I’d only been in British Columbia for a couple of months. I’d just put my application for BC health insurance in the mail that morning. I walked into the town health clinic, put my Ontario health card down in front of a receptionist who didn’t know me from Adam, and said, “I think I have meningitis.”
Five minutes later, I was in a doctor’s office.
Five hours later, after an ambulance ride to the nearest city, I was checked into the nearest hospital. I’d had a CT scan and a lumbar puncture and I was scheduled to be transferred to a larger, more specialized hospital in the morning.
Five days later, I’d had an angiogram and I’d had been diagnosed with a brain arteriovenous malformation, or brain AVM (check the Glossary on the About Me page for definitions of unfamiliar terms). A consult had been set up for me in a brain AVM clinic in a Toronto hospital, and I was cleared to fly home to Ontario.
Five months later, I’d been seen in the brain AVM clinic in Toronto Western Hospital twice. The doctors had decided on a course of treatment based on another angiogram: embolization to reduce the size of the brain AVM, and then a craniotomy to treat the rest of the brain AVM. The surgery hadn’t gone as well as they’d hoped: A small segment of brain AVM could not be treated. I later had a stroke that had significantly compromised my left side. My treatment team was arranging in-patient rehabilitation at Penetanguishene General Hospital, closer to home, so that my father wouldn’t have to do so much driving. They were just waiting for seizures to stabilize before they sent me.

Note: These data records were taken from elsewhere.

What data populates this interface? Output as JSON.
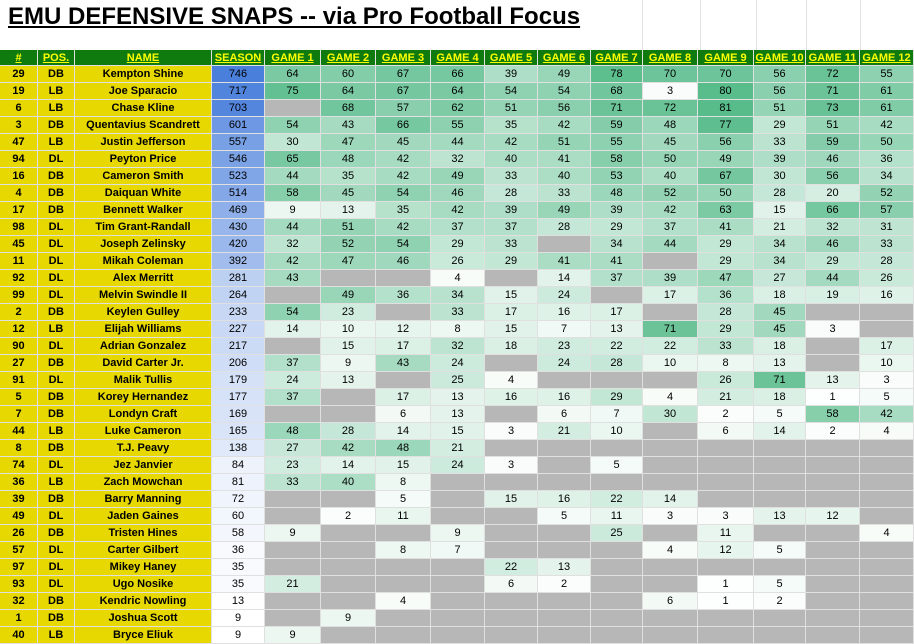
{
  "title": "EMU DEFENSIVE SNAPS -- via Pro Football Focus",
  "colors": {
    "header_bg": "#0f7b0f",
    "header_text": "#ffff00",
    "player_info_bg": "#e6d800",
    "season_high": "#4a7fdc",
    "season_low": "#ffffff",
    "game_high": "#57bb8a",
    "game_low": "#ffffff",
    "no_game": "#b7b7b7"
  },
  "columns": [
    "#",
    "POS.",
    "NAME",
    "SEASON",
    "GAME 1",
    "GAME 2",
    "GAME 3",
    "GAME 4",
    "GAME 5",
    "GAME 6",
    "GAME 7",
    "GAME 8",
    "GAME 9",
    "GAME 10",
    "GAME 11",
    "GAME 12"
  ],
  "rows": [
    {
      "num": "29",
      "pos": "DB",
      "name": "Kempton Shine",
      "season": 746,
      "games": [
        64,
        60,
        67,
        66,
        39,
        49,
        78,
        70,
        70,
        56,
        72,
        55
      ]
    },
    {
      "num": "19",
      "pos": "LB",
      "name": "Joe Sparacio",
      "season": 717,
      "games": [
        75,
        64,
        67,
        64,
        54,
        54,
        68,
        3,
        80,
        56,
        71,
        61
      ]
    },
    {
      "num": "6",
      "pos": "LB",
      "name": "Chase Kline",
      "season": 703,
      "games": [
        null,
        68,
        57,
        62,
        51,
        56,
        71,
        72,
        81,
        51,
        73,
        61
      ]
    },
    {
      "num": "3",
      "pos": "DB",
      "name": "Quentavius Scandrett",
      "season": 601,
      "games": [
        54,
        43,
        66,
        55,
        35,
        42,
        59,
        48,
        77,
        29,
        51,
        42
      ]
    },
    {
      "num": "47",
      "pos": "LB",
      "name": "Justin Jefferson",
      "season": 557,
      "games": [
        30,
        47,
        45,
        44,
        42,
        51,
        55,
        45,
        56,
        33,
        59,
        50
      ]
    },
    {
      "num": "94",
      "pos": "DL",
      "name": "Peyton Price",
      "season": 546,
      "games": [
        65,
        48,
        42,
        32,
        40,
        41,
        58,
        50,
        49,
        39,
        46,
        36
      ]
    },
    {
      "num": "16",
      "pos": "DB",
      "name": "Cameron Smith",
      "season": 523,
      "games": [
        44,
        35,
        42,
        49,
        33,
        40,
        53,
        40,
        67,
        30,
        56,
        34
      ]
    },
    {
      "num": "4",
      "pos": "DB",
      "name": "Daiquan White",
      "season": 514,
      "games": [
        58,
        45,
        54,
        46,
        28,
        33,
        48,
        52,
        50,
        28,
        20,
        52
      ]
    },
    {
      "num": "17",
      "pos": "DB",
      "name": "Bennett Walker",
      "season": 469,
      "games": [
        9,
        13,
        35,
        42,
        39,
        49,
        39,
        42,
        63,
        15,
        66,
        57
      ]
    },
    {
      "num": "98",
      "pos": "DL",
      "name": "Tim Grant-Randall",
      "season": 430,
      "games": [
        44,
        51,
        42,
        37,
        37,
        28,
        29,
        37,
        41,
        21,
        32,
        31
      ]
    },
    {
      "num": "45",
      "pos": "DL",
      "name": "Joseph Zelinsky",
      "season": 420,
      "games": [
        32,
        52,
        54,
        29,
        33,
        null,
        34,
        44,
        29,
        34,
        46,
        33
      ]
    },
    {
      "num": "11",
      "pos": "DL",
      "name": "Mikah Coleman",
      "season": 392,
      "games": [
        42,
        47,
        46,
        26,
        29,
        41,
        41,
        null,
        29,
        34,
        29,
        28
      ]
    },
    {
      "num": "92",
      "pos": "DL",
      "name": "Alex Merritt",
      "season": 281,
      "games": [
        43,
        null,
        null,
        4,
        null,
        14,
        37,
        39,
        47,
        27,
        44,
        26
      ]
    },
    {
      "num": "99",
      "pos": "DL",
      "name": "Melvin Swindle II",
      "season": 264,
      "games": [
        null,
        49,
        36,
        34,
        15,
        24,
        null,
        17,
        36,
        18,
        19,
        16
      ]
    },
    {
      "num": "2",
      "pos": "DB",
      "name": "Keylen Gulley",
      "season": 233,
      "games": [
        54,
        23,
        null,
        33,
        17,
        16,
        17,
        null,
        28,
        45,
        null,
        null
      ]
    },
    {
      "num": "12",
      "pos": "LB",
      "name": "Elijah Williams",
      "season": 227,
      "games": [
        14,
        10,
        12,
        8,
        15,
        7,
        13,
        71,
        29,
        45,
        3,
        null
      ]
    },
    {
      "num": "90",
      "pos": "DL",
      "name": "Adrian Gonzalez",
      "season": 217,
      "games": [
        null,
        15,
        17,
        32,
        18,
        23,
        22,
        22,
        33,
        18,
        null,
        17
      ]
    },
    {
      "num": "27",
      "pos": "DB",
      "name": "David Carter Jr.",
      "season": 206,
      "games": [
        37,
        9,
        43,
        24,
        null,
        24,
        28,
        10,
        8,
        13,
        null,
        10
      ]
    },
    {
      "num": "91",
      "pos": "DL",
      "name": "Malik Tullis",
      "season": 179,
      "games": [
        24,
        13,
        null,
        25,
        4,
        null,
        null,
        null,
        26,
        71,
        13,
        3
      ]
    },
    {
      "num": "5",
      "pos": "DB",
      "name": "Korey Hernandez",
      "season": 177,
      "games": [
        37,
        null,
        17,
        13,
        16,
        16,
        29,
        4,
        21,
        18,
        1,
        5
      ]
    },
    {
      "num": "7",
      "pos": "DB",
      "name": "Londyn Craft",
      "season": 169,
      "games": [
        null,
        null,
        6,
        13,
        null,
        6,
        7,
        30,
        2,
        5,
        58,
        42
      ]
    },
    {
      "num": "44",
      "pos": "LB",
      "name": "Luke Cameron",
      "season": 165,
      "games": [
        48,
        28,
        14,
        15,
        3,
        21,
        10,
        null,
        6,
        14,
        2,
        4
      ]
    },
    {
      "num": "8",
      "pos": "DB",
      "name": "T.J. Peavy",
      "season": 138,
      "games": [
        27,
        42,
        48,
        21,
        null,
        null,
        null,
        null,
        null,
        null,
        null,
        null
      ]
    },
    {
      "num": "74",
      "pos": "DL",
      "name": "Jez Janvier",
      "season": 84,
      "games": [
        23,
        14,
        15,
        24,
        3,
        null,
        5,
        null,
        null,
        null,
        null,
        null
      ]
    },
    {
      "num": "36",
      "pos": "LB",
      "name": "Zach Mowchan",
      "season": 81,
      "games": [
        33,
        40,
        8,
        null,
        null,
        null,
        null,
        null,
        null,
        null,
        null,
        null
      ]
    },
    {
      "num": "39",
      "pos": "DB",
      "name": "Barry Manning",
      "season": 72,
      "games": [
        null,
        null,
        5,
        null,
        15,
        16,
        22,
        14,
        null,
        null,
        null,
        null
      ]
    },
    {
      "num": "49",
      "pos": "DL",
      "name": "Jaden Gaines",
      "season": 60,
      "games": [
        null,
        2,
        11,
        null,
        null,
        5,
        11,
        3,
        3,
        13,
        12,
        null
      ]
    },
    {
      "num": "26",
      "pos": "DB",
      "name": "Tristen Hines",
      "season": 58,
      "games": [
        9,
        null,
        null,
        9,
        null,
        null,
        25,
        null,
        11,
        null,
        null,
        4
      ]
    },
    {
      "num": "57",
      "pos": "DL",
      "name": "Carter Gilbert",
      "season": 36,
      "games": [
        null,
        null,
        8,
        7,
        null,
        null,
        null,
        4,
        12,
        5,
        null,
        null
      ]
    },
    {
      "num": "97",
      "pos": "DL",
      "name": "Mikey Haney",
      "season": 35,
      "games": [
        null,
        null,
        null,
        null,
        22,
        13,
        null,
        null,
        null,
        null,
        null,
        null
      ]
    },
    {
      "num": "93",
      "pos": "DL",
      "name": "Ugo Nosike",
      "season": 35,
      "games": [
        21,
        null,
        null,
        null,
        6,
        2,
        null,
        null,
        1,
        5,
        null,
        null
      ]
    },
    {
      "num": "32",
      "pos": "DB",
      "name": "Kendric Nowling",
      "season": 13,
      "games": [
        null,
        null,
        4,
        null,
        null,
        null,
        null,
        6,
        1,
        2,
        null,
        null
      ]
    },
    {
      "num": "1",
      "pos": "DB",
      "name": "Joshua Scott",
      "season": 9,
      "games": [
        null,
        9,
        null,
        null,
        null,
        null,
        null,
        null,
        null,
        null,
        null,
        null
      ]
    },
    {
      "num": "40",
      "pos": "LB",
      "name": "Bryce Eliuk",
      "season": 9,
      "games": [
        9,
        null,
        null,
        null,
        null,
        null,
        null,
        null,
        null,
        null,
        null,
        null
      ]
    }
  ]
}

PGH kept me for as long as they could, and then sent me to Ottawa Rehabilitation Centre, which kept me for as long as they could. My in-patient rehab was seven months in total. I still see a seizure specialist (and, because I didn’t like the first one to whom I was referred, I asked if I could switch, and I was accommodated).
When It All Comes Down to Money
There’s a chance that I wouldn’t be here if the medical system hadn’t been here to support me the way it had through the brain AVM ordeal. My family would not have been able to afford my brain AVM surgeries, let alone my aftercare and rehabilitation, if we’d lived in country without universal health care. As I said, the system isn’t perfect…and I really feel for people that have had a bad outcome because they’ve been put on a waiting list or because they’ve had to sit in an ER too long. That absolutely shouldn’t happen.
But I can’t imagine living in a country where people sometimes go without treatments that they need simply because they can’t afford it.
It makes me grateful to be Canadian.